QSAR Lab, Trzy Lipy 3, 80-172, Gdańsk, Poland.
QSAR Lab, Trzy Lipy 3, 80-172, Gdańsk, Poland.
Chemosphere. 2023 Nov;340:139965. doi: 10.1016/j.chemosphere.2023.139965. Epub 2023 Aug 24.
This work aimed to verify whether it is possible to extend the applicability domain (AD) of existing QSPR (Quantitative Structure-Property Relationship) models by employing a strategy involving additional quantum-chemical calculations. We selected two published QSPR models: for water solubility, logS, and vapor pressure, logVP of PFAS as case studies. We aimed to enlarge set of compounds used to build the model by applying factorial planning to plan the augmentation of the set of these compounds based on their structural features (descriptors). Next, we used the COSMO-RS model to calculate the logS and logVP for selected chemicals. This allowed filling gaps in the experimental data for further training QSPR models. We improved the published models by significantly extending number of compounds for which theoretical predictions are reliable (i.e., extending the AD). Additionally, we performed external validation that had not been carried out in original models. To test effectiveness of the AD extension, we screened 4519 PFAS from NORMAN Database. The number of compounds outside the domain was reduced comparing the original model for both properties. Our work shows that combining physics-based methods with data-driven models can significantly improve the performance of predictions of phys-chem properties relevant for the chemical risk assessment.
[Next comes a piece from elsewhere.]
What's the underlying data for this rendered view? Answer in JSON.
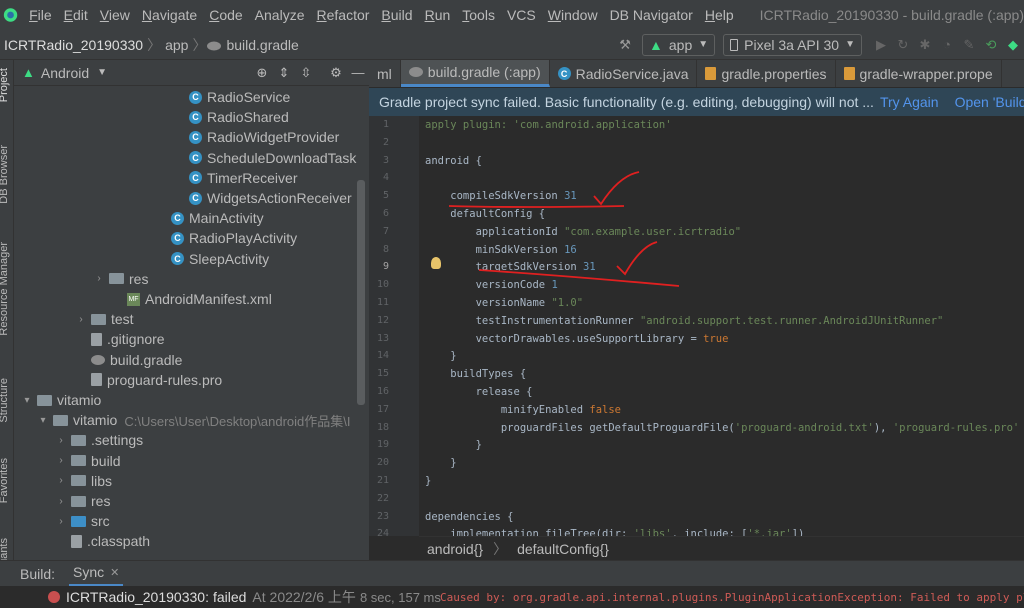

这项工作旨在验证通过采用涉及额外量子化学计算的策略,是否可以扩展现有定量结构-性质关系 (QSPR) 模型的适用性域 (AD)。我们选择了两个已发表的 QSPR 模型:作为案例研究,用于水溶解度、logS 和蒸气压、logVP 的 PFAS。我们旨在通过应用析因规划来扩大模型中化合物的集合,从而根据其结构特征(描述符)来规划这些化合物的集合的扩充。接下来,我们使用 COSMO-RS 模型计算选定化学品的 logS 和 logVP。这允许为进一步训练 QSPR 模型填补实验数据中的空白。我们通过显著扩展理论预测可靠的化合物数量(即扩展 AD)来改进已发表的模型。此外,我们进行了原始模型中未进行的外部验证。为了测试 AD 扩展的有效性,我们从 NORMAN 数据库中筛选了 4519 种 PFAS。与两种特性的原始模型相比,超出该范围的化合物数量减少了。我们的工作表明,将基于物理的方法与数据驱动的模型相结合,可以显著提高与化学风险评估相关的物理化学性质预测的性能。